Letters to the Editor: June 2, 2011

Published June 1, 2011 4:00am ET



Being ‘Party of No’ is effective Re: “Dems figure they can win as ‘Party of No,’ ” Editorial, May 31

I enjoyed the editorial, “Dems figure they can win as ‘Party of No.’ ” It is true that Harry Reid said the Republicans are the “Party of No” and despite every Democrat trying to make an issue of the fact that Republicans who did nothing in 2010, Republicans won resoundingly.

Democrats are finally learning that if you let the other party do themselves in, like the Republicans are now doing with the Ryan budget plan and trying to roll back everything Democrats accomplished, you only have to sit back and watch them destroy themselves with the American public.

The problem we are faced with isn’t that Obama and other Democrats don’t recognize or want to work on a deal that will bring down the deficit, which the editorial admits, but rather that Republicans insist that it is the poor and middle class who will have to assume all the burden of balancing the budget.

I dislike elections based on class and socioeconomic status, but the Republicans should realize that if that is what the 2012 election comes down to they will lose and lose big. There just aren’t enough rich people voting for them to win that fight.

Peter D. Rosenstein

Washington

Republicans still “Party of No”

Re: “Dems figure they can win as ‘Party of No,’ ” Editorial, May 31

Today’s Examiner Editorial is not balanced. The Republicans are still the party of no concerning restoring tax rates to what they were before Bush 43 irresponsibly cut them. And the Ryan plan for Medicare is as much a rationing plan as Obama’s approach — the one would ration care by doling out money in inadequate amounts, the other via a federal rationing panel.

Either way seniors lose their current good health care. What a shame neither party is willing to look at how health care is handled in Europe where it costs half as much (as a percent of gross domestic product) and gets better patient outcomes.

Centrists will be better off voting for honest socialists rather than for Republicans who want to perpetuate all the bogus economic doctrines that brought about the current depression.

Richard C. Kreutzberg

Bethesda

Standards? What standards?

Re: “Metro lowers standards for train, bus performance,” May 26

Is it something in the District of Columbia water supply that makes previously credible officials from other jurisdictions lose their integrity when they arrive in Washington? New Metro General Manager Richard Sarles is exhibiting such symptoms.

Sarles, who received an overly generous salary, bonus and perks to join the Washington Metropolitan Area Transit Authority from his New Jersey transit position, has decided that the old performance targets for Metro rail and bus performance, and escalator availability are too high. Sarles is lowering performance targets and in some cases stretching them beyond recognition, all in an effort to declare “success.”

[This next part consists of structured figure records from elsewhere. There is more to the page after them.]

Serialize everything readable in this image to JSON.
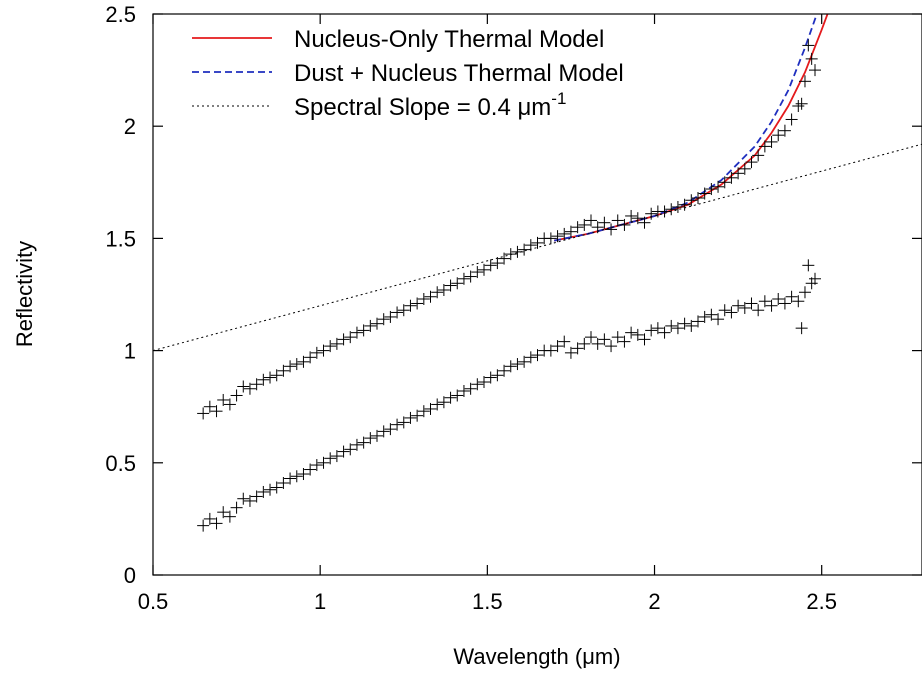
{
  "chart_data": {
    "type": "scatter",
    "xlabel": "Wavelength (μm)",
    "ylabel": "Reflectivity",
    "xlim": [
      0.5,
      2.8
    ],
    "ylim": [
      0,
      2.5
    ],
    "x_ticks": [
      0.5,
      1,
      1.5,
      2,
      2.5
    ],
    "y_ticks": [
      0,
      0.5,
      1,
      1.5,
      2,
      2.5
    ],
    "x_tick_labels": [
      "0.5",
      "1",
      "1.5",
      "2",
      "2.5"
    ],
    "y_tick_labels": [
      "0",
      "0.5",
      "1",
      "1.5",
      "2",
      "2.5"
    ],
    "grid": false,
    "legend_placement": "top-left",
    "legend": [
      {
        "name": "Nucleus-Only Thermal Model",
        "color": "#e41a1c",
        "style": "solid"
      },
      {
        "name": "Dust + Nucleus Thermal Model",
        "color": "#1f2fbf",
        "style": "dashed"
      },
      {
        "name": "Spectral Slope = 0.4 μm",
        "superscript": "-1",
        "color": "#000000",
        "style": "dotted"
      }
    ],
    "series": [
      {
        "name": "Nucleus-Only Thermal Model",
        "kind": "line",
        "x": [
          1.7,
          1.8,
          1.9,
          2.0,
          2.1,
          2.2,
          2.3,
          2.35,
          2.4,
          2.45,
          2.5,
          2.53
        ],
        "y": [
          1.49,
          1.52,
          1.56,
          1.6,
          1.65,
          1.74,
          1.87,
          1.97,
          2.09,
          2.24,
          2.43,
          2.55
        ]
      },
      {
        "name": "Dust + Nucleus Thermal Model",
        "kind": "line",
        "x": [
          1.7,
          1.8,
          1.9,
          2.0,
          2.1,
          2.2,
          2.3,
          2.35,
          2.4,
          2.45,
          2.49
        ],
        "y": [
          1.49,
          1.52,
          1.56,
          1.6,
          1.66,
          1.76,
          1.91,
          2.02,
          2.16,
          2.35,
          2.52
        ]
      },
      {
        "name": "Spectral Slope = 0.4 μm-1",
        "kind": "line",
        "x": [
          0.5,
          2.8
        ],
        "y": [
          1.0,
          1.92
        ]
      },
      {
        "name": "",
        "kind": "points",
        "x": [
          0.65,
          0.67,
          0.69,
          0.71,
          0.73,
          0.75,
          0.77,
          0.79,
          0.81,
          0.83,
          0.85,
          0.87,
          0.89,
          0.91,
          0.93,
          0.95,
          0.97,
          0.99,
          1.01,
          1.03,
          1.05,
          1.07,
          1.09,
          1.11,
          1.13,
          1.15,
          1.17,
          1.19,
          1.21,
          1.23,
          1.25,
          1.27,
          1.29,
          1.31,
          1.33,
          1.35,
          1.37,
          1.39,
          1.41,
          1.43,
          1.45,
          1.47,
          1.49,
          1.51,
          1.53,
          1.55,
          1.57,
          1.59,
          1.61,
          1.63,
          1.65,
          1.67,
          1.69,
          1.71,
          1.73,
          1.75,
          1.77,
          1.79,
          1.81,
          1.83,
          1.85,
          1.87,
          1.89,
          1.91,
          1.93,
          1.95,
          1.97,
          1.99,
          2.01,
          2.03,
          2.05,
          2.07,
          2.09,
          2.11,
          2.13,
          2.15,
          2.17,
          2.19,
          2.21,
          2.23,
          2.25,
          2.27,
          2.29,
          2.31,
          2.33,
          2.35,
          2.37,
          2.39,
          2.41,
          2.43,
          2.45,
          2.47,
          2.48,
          2.46,
          2.44
        ],
        "y": [
          0.72,
          0.75,
          0.73,
          0.78,
          0.76,
          0.8,
          0.84,
          0.83,
          0.85,
          0.87,
          0.88,
          0.89,
          0.91,
          0.93,
          0.94,
          0.95,
          0.97,
          0.99,
          1.0,
          1.02,
          1.03,
          1.05,
          1.06,
          1.08,
          1.09,
          1.11,
          1.12,
          1.14,
          1.15,
          1.17,
          1.18,
          1.2,
          1.21,
          1.23,
          1.24,
          1.26,
          1.27,
          1.29,
          1.3,
          1.32,
          1.33,
          1.35,
          1.36,
          1.38,
          1.39,
          1.41,
          1.43,
          1.44,
          1.45,
          1.47,
          1.48,
          1.5,
          1.5,
          1.51,
          1.52,
          1.53,
          1.55,
          1.56,
          1.58,
          1.55,
          1.57,
          1.54,
          1.58,
          1.56,
          1.6,
          1.59,
          1.57,
          1.61,
          1.62,
          1.62,
          1.63,
          1.64,
          1.65,
          1.67,
          1.68,
          1.7,
          1.72,
          1.73,
          1.75,
          1.77,
          1.79,
          1.81,
          1.84,
          1.87,
          1.91,
          1.93,
          1.96,
          1.98,
          2.03,
          2.09,
          2.2,
          2.3,
          2.25,
          2.36,
          2.1
        ]
      },
      {
        "name": "",
        "kind": "points",
        "x": [
          0.65,
          0.67,
          0.69,
          0.71,
          0.73,
          0.75,
          0.77,
          0.79,
          0.81,
          0.83,
          0.85,
          0.87,
          0.89,
          0.91,
          0.93,
          0.95,
          0.97,
          0.99,
          1.01,
          1.03,
          1.05,
          1.07,
          1.09,
          1.11,
          1.13,
          1.15,
          1.17,
          1.19,
          1.21,
          1.23,
          1.25,
          1.27,
          1.29,
          1.31,
          1.33,
          1.35,
          1.37,
          1.39,
          1.41,
          1.43,
          1.45,
          1.47,
          1.49,
          1.51,
          1.53,
          1.55,
          1.57,
          1.59,
          1.61,
          1.63,
          1.65,
          1.67,
          1.69,
          1.71,
          1.73,
          1.75,
          1.77,
          1.79,
          1.81,
          1.83,
          1.85,
          1.87,
          1.89,
          1.91,
          1.93,
          1.95,
          1.97,
          1.99,
          2.01,
          2.03,
          2.05,
          2.07,
          2.09,
          2.11,
          2.13,
          2.15,
          2.17,
          2.19,
          2.21,
          2.23,
          2.25,
          2.27,
          2.29,
          2.31,
          2.33,
          2.35,
          2.37,
          2.39,
          2.41,
          2.43,
          2.45,
          2.47,
          2.48,
          2.46,
          2.44
        ],
        "y": [
          0.22,
          0.25,
          0.23,
          0.28,
          0.26,
          0.3,
          0.34,
          0.33,
          0.35,
          0.37,
          0.38,
          0.39,
          0.41,
          0.43,
          0.44,
          0.45,
          0.47,
          0.49,
          0.5,
          0.52,
          0.53,
          0.55,
          0.56,
          0.58,
          0.59,
          0.61,
          0.62,
          0.64,
          0.65,
          0.67,
          0.68,
          0.7,
          0.71,
          0.73,
          0.74,
          0.76,
          0.77,
          0.79,
          0.8,
          0.82,
          0.83,
          0.85,
          0.86,
          0.88,
          0.89,
          0.91,
          0.93,
          0.94,
          0.95,
          0.97,
          0.98,
          1.0,
          1.0,
          1.02,
          1.04,
          0.99,
          1.01,
          1.03,
          1.06,
          1.03,
          1.05,
          1.02,
          1.06,
          1.04,
          1.08,
          1.07,
          1.05,
          1.09,
          1.1,
          1.08,
          1.11,
          1.1,
          1.12,
          1.11,
          1.13,
          1.15,
          1.16,
          1.14,
          1.18,
          1.17,
          1.2,
          1.19,
          1.21,
          1.18,
          1.22,
          1.2,
          1.23,
          1.21,
          1.24,
          1.22,
          1.26,
          1.3,
          1.32,
          1.38,
          1.1
        ]
      }
    ]
  }
}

If this latest scheme by Sarles is fully implemented, Metro customers are guaranteed even further declines in already derogated service. What is Sarles guaranteed by his newfound success? Seems his contract calls for salary bonuses based on his new higher performance success rates. Imagine that.

Metro customers have a better idea. If Sarles, his bloated staff and the entire WMATA unionized team can’t meet their old targets in the next few months then the Metro Board should implement “guaranteed on-time” pay freezes and salary cuts until they do. Standards can work magic, especially if they are enforced.